Two of the sites that have changed in the recent evolution of P. falciparum CyRPA, N45 and F187, are close to the regions interacting with RH5 (Fig. 3). There are six residues in RH5 that appear to have changed in the specific lineage of P. praefalciparum that gave rise to P. falciparum, or after the transmission from gorillas to humans (Plenderleith et al. 2018; Galaway et al. 2019); however, none of these lie close to CyRPA in the RH5 structure (Farrell et al. 2024).

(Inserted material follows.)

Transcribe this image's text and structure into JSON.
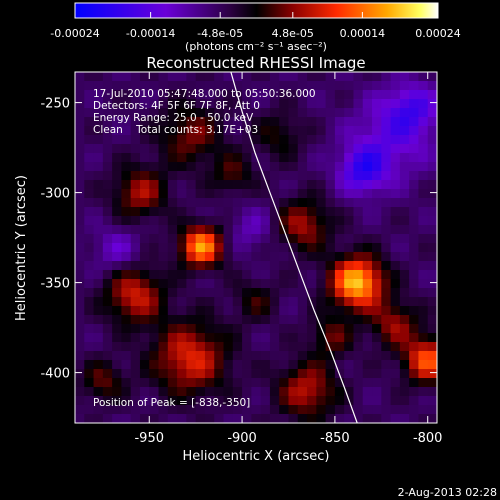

In summary, our data suggest that the gorilla-infecting precursor of P. falciparum was preadapted to infect humans not only because of changes in its RH5 protein (Galaway et al. 2019), but also because of the sialoglycan binding affinities of its CyRPA protein. Given that the two genes encoding these proteins were both introduced into an ancestor of P. praefalciparum by a horizontal gene transfer (Sundararaman et al. 2016), it seems likely that this event was a prerequisite for the zoonotic transfer that generated P. falciparum. However, how this transfer mediated changes to the glycan-binding properties of the CyRPA protein is not immediately obvious. Thus, it will be important to examine the CyRPA protein of P. praefalciparum (and also that of other gorilla parasites), in the context of the entire invasion complex, to determine whether it was already capable of efficiently binding human sialoglycoproteins; if this were the case, then no further adaptation of the P. falciparum CyRPA would have been needed. However, such a finding would raise the question of why the gorilla parasite acquired the preference for NeuAc, despite infecting a host with an intact CMAH enzyme. In the unlikely event that the P. praefalciparum CyRPA was found to preferentially bind Neu5Gc, then the means by which the P. falciparum CyRPA switched its preference to Neu5Ac would remain a mystery.
Supplementary Material
Supplementary material is available at Genome Biology and Evolution online.
Funding
This work was supported by the National Institutes of Health (grant numbers R01 AI120810, R37 AI150590, and P30 AI045008 to B.H.H.).
Data Availability
All sequence data are publicly available through the GenBank database at NCBI. Accession numbers and coordinates of the sequences are given in the Supplementary material online.